Jack had been her physical therapist, treating Sarah’s injured shoulder after her own car accident, and after twelve painful but productive rehab sessions he announced that he had done all he could for her, at least physical-therapy-wise, then promptly asked her out on a date.

She remembered the night Jack told her about the accident as if it was burned in her memory. They had been dating for about a month and spent the weekend kayaking on Deer Lake, three hours north of Minneapolis. It was a warm summer night; the sun was beginning to set, a large gilded orb melting into the lake’s horizon. They were in no rush to return to shore and laid their paddles across their laps and drifted languidly across the water.
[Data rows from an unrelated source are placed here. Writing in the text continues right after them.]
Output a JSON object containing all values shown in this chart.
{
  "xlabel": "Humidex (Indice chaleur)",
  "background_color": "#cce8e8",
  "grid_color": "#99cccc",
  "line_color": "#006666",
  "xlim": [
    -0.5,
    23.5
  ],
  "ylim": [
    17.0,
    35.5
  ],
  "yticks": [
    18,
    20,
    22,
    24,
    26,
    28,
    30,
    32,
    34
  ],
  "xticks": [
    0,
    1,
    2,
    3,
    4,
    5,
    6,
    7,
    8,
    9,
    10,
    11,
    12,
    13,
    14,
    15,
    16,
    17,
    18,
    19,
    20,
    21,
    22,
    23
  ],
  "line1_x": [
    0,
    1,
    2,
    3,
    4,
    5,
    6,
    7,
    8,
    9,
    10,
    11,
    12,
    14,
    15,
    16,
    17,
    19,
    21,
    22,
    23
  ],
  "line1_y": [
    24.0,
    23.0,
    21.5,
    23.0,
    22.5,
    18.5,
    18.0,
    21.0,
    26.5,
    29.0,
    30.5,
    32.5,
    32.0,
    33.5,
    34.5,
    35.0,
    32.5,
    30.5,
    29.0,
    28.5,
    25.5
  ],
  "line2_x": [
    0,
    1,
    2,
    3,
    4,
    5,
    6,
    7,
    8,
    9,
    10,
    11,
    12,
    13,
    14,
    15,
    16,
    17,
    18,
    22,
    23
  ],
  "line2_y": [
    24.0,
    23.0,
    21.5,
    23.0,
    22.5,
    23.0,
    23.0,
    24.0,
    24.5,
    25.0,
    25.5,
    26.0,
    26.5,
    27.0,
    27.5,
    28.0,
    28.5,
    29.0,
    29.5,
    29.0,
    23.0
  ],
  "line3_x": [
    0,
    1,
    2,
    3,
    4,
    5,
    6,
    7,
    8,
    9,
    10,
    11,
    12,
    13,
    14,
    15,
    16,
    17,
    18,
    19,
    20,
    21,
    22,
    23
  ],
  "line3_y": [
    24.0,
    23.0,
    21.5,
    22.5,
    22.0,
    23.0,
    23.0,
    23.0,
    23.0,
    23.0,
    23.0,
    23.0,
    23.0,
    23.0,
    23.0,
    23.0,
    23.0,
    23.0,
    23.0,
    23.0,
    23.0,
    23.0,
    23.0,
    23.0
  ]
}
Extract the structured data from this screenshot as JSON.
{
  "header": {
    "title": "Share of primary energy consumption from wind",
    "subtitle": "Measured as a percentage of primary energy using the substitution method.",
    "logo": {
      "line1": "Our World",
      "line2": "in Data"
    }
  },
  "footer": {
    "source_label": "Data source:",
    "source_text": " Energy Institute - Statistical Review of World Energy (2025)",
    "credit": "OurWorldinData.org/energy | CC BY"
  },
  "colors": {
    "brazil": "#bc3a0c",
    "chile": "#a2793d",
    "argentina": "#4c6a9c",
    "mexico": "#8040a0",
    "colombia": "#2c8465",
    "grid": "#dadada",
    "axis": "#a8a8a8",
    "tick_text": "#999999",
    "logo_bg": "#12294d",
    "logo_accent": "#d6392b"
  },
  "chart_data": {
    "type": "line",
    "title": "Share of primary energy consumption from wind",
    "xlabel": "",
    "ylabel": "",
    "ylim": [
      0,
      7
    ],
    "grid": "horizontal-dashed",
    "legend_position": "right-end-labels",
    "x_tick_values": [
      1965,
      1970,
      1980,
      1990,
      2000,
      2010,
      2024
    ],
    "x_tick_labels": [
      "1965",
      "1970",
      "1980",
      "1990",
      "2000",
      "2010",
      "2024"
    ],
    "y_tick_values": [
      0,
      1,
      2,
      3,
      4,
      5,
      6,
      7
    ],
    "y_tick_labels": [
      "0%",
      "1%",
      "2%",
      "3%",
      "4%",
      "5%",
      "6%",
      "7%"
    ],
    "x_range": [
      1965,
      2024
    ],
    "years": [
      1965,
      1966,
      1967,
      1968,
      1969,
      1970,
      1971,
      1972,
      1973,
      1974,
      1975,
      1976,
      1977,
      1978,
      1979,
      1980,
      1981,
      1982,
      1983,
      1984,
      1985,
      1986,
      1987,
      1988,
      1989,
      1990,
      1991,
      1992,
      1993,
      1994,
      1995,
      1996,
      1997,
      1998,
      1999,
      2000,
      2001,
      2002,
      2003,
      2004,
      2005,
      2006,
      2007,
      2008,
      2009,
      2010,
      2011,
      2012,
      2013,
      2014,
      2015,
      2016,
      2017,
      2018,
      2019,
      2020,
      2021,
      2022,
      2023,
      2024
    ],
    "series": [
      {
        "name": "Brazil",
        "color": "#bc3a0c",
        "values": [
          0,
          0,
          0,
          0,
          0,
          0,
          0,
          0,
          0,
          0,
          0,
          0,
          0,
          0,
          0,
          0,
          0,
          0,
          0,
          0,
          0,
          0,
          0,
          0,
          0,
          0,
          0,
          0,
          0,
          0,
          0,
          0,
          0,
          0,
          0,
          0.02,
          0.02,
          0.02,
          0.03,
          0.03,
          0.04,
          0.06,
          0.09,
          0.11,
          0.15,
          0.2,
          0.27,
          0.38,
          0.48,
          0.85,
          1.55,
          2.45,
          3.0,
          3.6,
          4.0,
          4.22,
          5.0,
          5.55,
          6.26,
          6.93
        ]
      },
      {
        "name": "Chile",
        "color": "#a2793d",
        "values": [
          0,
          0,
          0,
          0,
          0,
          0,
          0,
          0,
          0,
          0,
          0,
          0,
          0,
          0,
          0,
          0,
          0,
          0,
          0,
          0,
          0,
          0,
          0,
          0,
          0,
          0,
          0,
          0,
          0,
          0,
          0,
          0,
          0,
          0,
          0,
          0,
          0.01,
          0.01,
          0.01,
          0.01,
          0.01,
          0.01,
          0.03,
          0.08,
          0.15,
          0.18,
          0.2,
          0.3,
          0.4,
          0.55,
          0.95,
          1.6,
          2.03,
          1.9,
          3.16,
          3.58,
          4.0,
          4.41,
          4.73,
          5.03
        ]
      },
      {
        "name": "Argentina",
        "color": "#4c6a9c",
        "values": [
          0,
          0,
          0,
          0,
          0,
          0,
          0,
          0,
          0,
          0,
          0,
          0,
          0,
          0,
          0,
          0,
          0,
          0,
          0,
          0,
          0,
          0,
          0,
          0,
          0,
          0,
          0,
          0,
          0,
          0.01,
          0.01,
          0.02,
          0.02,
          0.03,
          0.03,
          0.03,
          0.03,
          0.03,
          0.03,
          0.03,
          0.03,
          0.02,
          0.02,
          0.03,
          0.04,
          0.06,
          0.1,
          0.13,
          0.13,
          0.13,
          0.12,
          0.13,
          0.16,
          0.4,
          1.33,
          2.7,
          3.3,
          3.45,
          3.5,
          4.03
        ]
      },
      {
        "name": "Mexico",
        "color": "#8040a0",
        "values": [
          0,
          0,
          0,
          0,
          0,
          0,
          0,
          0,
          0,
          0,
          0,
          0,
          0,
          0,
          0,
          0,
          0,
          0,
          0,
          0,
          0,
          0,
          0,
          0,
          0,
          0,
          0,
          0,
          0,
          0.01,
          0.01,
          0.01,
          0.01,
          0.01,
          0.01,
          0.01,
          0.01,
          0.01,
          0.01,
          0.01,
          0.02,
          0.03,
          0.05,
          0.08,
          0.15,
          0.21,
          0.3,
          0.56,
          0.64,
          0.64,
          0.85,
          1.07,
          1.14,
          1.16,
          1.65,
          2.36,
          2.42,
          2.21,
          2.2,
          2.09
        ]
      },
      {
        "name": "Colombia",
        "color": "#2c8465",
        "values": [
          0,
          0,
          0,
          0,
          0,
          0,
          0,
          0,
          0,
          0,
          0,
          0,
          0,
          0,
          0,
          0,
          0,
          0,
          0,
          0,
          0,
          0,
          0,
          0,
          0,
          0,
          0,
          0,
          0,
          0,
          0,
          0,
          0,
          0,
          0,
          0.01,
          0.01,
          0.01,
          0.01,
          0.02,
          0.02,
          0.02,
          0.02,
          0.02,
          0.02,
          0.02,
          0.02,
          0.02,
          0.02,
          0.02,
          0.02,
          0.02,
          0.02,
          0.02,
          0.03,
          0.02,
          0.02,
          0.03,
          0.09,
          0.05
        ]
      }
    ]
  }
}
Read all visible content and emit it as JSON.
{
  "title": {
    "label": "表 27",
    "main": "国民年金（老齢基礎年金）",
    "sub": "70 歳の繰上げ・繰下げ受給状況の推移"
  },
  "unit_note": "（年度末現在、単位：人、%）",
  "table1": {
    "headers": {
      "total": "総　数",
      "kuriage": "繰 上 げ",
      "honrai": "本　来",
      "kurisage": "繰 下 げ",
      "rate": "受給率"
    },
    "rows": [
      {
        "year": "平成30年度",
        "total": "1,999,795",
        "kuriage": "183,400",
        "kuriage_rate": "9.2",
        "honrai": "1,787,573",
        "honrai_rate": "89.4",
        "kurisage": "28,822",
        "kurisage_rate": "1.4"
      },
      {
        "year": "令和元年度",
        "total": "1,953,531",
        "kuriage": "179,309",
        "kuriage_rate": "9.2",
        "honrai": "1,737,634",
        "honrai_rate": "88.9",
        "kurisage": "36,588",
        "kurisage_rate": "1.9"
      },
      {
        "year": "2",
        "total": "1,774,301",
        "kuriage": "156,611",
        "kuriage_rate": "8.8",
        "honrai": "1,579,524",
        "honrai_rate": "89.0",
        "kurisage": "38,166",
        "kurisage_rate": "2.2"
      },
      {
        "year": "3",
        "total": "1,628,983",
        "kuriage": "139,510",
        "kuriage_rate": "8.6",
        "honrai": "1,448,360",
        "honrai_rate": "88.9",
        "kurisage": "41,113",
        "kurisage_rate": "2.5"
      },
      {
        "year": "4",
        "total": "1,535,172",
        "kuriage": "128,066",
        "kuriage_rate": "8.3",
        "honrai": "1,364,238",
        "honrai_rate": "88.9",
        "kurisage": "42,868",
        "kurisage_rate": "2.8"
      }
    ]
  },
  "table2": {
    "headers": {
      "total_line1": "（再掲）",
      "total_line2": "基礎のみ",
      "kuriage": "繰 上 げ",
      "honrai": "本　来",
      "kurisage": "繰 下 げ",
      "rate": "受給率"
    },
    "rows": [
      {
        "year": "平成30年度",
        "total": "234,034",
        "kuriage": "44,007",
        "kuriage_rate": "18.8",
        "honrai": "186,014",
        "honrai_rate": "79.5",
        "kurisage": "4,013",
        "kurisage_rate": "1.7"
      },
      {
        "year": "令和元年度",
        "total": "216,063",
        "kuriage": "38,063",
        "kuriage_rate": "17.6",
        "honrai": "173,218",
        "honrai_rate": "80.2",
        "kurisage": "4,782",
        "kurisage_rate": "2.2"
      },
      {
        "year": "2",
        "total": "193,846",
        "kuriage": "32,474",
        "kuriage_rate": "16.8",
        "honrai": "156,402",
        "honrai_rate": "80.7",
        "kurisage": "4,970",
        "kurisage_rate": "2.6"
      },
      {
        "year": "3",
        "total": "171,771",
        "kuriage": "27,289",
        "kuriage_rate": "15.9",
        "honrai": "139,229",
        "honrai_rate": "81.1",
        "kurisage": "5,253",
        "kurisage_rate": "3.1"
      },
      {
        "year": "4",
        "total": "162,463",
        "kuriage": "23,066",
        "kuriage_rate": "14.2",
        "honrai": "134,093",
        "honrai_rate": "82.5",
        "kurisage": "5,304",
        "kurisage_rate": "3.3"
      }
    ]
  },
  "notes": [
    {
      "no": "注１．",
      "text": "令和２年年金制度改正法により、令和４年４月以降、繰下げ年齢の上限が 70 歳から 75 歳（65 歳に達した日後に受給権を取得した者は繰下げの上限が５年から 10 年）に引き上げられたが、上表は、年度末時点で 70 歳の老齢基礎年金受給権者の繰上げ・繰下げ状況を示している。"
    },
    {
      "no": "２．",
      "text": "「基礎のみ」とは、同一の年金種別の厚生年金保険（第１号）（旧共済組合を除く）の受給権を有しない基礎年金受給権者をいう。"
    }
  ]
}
Sarah, at the front of the kayak, gently waved away mosquitoes that hummed past her ear and asked Jack about the night his parents had died. She wasn’t sure why he chose that moment to answer; he had sidestepped her questions so many times before. Perhaps it was because in the rear of the kayak she couldn’t see his face. Perhaps it was the remote location; they hadn’t seen another boat in hours. The only sound was the gentle slap of water against the side of the kayak. Jack had breathed the details of the story in staccato, short-clipped phrases that seemed to punch the air from his chest: He was drinking again. I should have stopped her. Stopped him. The roads were wet.

Sarah wanted to turn and reach for Jack but forced herself to remain facing forward in the kayak, afraid that any movement would cause him to stop talking.

He flipped the truck. Upside down in a cornfield. Killed instantly.

Jack’s breath came out in jagged chuffs and Sarah could tell that he was crying. Slowly, carefully, as one might to a skittish animal, she reached behind her and found Jack’s hand.

A year later they were married, she quit her job as a reporter and they moved to Larkspur to begin a family. In the past twenty years Sarah had wanted to ask Jack so many questions. Not just about the accident and the years that followed, but about what his life was like before his parents died. Simple questions. Did he look more like his mother or his father? What books did she read to him before bedtime or did she call him by a pet name? Did his father teach him to bait a hook or skip rocks across a pond? But every time she broached the subject, Jack would find a way to avoid the conversation. He wouldn’t let her in.

Jack released Sarah’s hand and ran his fingers through his gray-flecked hair, a nervous gesture that she knew he would repeat a hundred times before they landed. “I shouldn’t have waited so long to come back,” he murmured.